What Are Friends For?

 

Dr. Joan Silk of Arizona State University

Prof. Joan Silk from Arizona State University will be at Indiana University, Bloomington on Thursday, November 15 to deliver a lecture on “What are friends for? The adaptive value of social bonds.” 

Prof. Silk’s research concerns the role of competition and conflict among primates and the importance of social bonds in negotiating a complex, competitive social environment.  She has examined grooming patterns and their relationship to coalition formation, reconciliation in primate societies, and factors that influence female reproductive success. 

While widely known for her studies of baboons, Dr. Silk’s expertise extends to many species of primate including chimpanzees and humans. 

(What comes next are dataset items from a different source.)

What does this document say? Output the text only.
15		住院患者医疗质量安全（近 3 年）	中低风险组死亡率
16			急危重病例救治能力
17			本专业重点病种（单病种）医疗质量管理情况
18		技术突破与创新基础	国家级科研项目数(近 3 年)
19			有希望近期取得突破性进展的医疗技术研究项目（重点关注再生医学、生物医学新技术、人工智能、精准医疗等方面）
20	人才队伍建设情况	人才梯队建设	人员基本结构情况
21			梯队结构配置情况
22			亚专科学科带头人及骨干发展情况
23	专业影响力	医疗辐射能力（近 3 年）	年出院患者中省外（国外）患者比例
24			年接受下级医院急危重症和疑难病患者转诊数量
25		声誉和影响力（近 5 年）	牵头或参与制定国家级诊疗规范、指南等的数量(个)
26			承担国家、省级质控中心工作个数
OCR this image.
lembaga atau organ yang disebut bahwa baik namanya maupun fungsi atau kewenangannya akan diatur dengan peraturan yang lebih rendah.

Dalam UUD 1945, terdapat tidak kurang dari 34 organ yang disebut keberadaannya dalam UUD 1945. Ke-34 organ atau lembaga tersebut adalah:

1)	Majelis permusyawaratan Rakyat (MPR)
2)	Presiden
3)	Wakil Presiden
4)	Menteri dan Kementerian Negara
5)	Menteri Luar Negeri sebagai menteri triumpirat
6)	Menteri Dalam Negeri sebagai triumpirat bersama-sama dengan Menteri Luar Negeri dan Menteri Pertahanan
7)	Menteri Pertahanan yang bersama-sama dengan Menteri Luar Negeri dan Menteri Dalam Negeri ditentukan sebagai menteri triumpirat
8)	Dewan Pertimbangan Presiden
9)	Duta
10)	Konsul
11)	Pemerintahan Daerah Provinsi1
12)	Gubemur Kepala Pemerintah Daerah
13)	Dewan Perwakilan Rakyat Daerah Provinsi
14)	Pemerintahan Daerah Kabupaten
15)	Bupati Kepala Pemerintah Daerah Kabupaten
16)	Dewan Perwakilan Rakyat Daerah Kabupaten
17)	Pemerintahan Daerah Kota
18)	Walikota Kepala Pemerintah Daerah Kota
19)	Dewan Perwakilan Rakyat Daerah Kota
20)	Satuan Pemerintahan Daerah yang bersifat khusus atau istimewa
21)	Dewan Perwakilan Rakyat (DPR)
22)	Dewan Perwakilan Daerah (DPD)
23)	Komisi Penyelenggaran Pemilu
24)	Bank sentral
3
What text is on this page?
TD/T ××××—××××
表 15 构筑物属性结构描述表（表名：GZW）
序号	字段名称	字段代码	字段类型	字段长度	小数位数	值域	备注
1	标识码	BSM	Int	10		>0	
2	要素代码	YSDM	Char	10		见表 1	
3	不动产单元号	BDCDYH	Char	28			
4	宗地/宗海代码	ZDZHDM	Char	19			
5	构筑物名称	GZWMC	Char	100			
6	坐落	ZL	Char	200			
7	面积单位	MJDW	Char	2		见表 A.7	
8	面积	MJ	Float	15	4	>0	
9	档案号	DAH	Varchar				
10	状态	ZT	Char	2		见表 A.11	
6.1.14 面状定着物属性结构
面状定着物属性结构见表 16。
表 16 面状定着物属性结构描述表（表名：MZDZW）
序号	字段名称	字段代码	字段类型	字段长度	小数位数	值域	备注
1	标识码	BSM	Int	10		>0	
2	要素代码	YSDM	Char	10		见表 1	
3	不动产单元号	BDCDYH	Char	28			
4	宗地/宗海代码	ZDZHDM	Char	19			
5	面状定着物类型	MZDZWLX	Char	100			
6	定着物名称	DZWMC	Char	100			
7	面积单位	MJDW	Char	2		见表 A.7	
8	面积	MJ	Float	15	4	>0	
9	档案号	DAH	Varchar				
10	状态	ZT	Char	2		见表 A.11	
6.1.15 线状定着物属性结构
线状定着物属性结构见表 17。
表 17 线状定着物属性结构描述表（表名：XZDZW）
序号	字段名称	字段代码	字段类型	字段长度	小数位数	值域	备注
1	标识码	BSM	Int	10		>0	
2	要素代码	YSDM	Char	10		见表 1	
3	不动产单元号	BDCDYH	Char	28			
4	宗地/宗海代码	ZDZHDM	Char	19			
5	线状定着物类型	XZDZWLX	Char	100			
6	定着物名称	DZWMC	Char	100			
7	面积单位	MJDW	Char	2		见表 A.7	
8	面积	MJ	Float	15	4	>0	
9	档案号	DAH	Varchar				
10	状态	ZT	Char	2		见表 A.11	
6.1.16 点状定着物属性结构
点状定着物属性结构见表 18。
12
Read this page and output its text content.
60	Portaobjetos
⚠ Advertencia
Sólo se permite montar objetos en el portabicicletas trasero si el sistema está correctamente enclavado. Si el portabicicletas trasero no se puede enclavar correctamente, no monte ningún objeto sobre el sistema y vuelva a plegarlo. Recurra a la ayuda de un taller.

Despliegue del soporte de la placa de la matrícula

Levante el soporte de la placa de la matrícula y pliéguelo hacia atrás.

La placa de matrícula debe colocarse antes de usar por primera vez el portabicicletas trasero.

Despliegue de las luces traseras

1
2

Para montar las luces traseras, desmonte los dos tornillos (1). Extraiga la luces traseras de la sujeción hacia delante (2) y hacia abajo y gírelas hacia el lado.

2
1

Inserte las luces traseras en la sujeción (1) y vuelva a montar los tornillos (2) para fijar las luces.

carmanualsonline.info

Baboon friends engaged in grooming
Baboon friends engaged in grooming

According to Dr. Silk, “Having friends is important for us and for female baboons—and maybe for some of the same reasons”.  She continued, “Our findings are strikingly similar to evidence from humans showing that social ties have important effects on our mental and physical health and our longevity. We suspect that the human motivation to form close and lasting friendships has a very long evolutionary history.”

Dr. Silk’s lecture is free and open to the public, beginning at 5:30 pm in the Whittenberger Auditorium in the Indiana Memorial Union. The event is part of the Primate Behavior Speaker Series and is co-sponsored by the Center for the Integrative Study of Animal Behavior, and the College of Arts and Science’s Themester.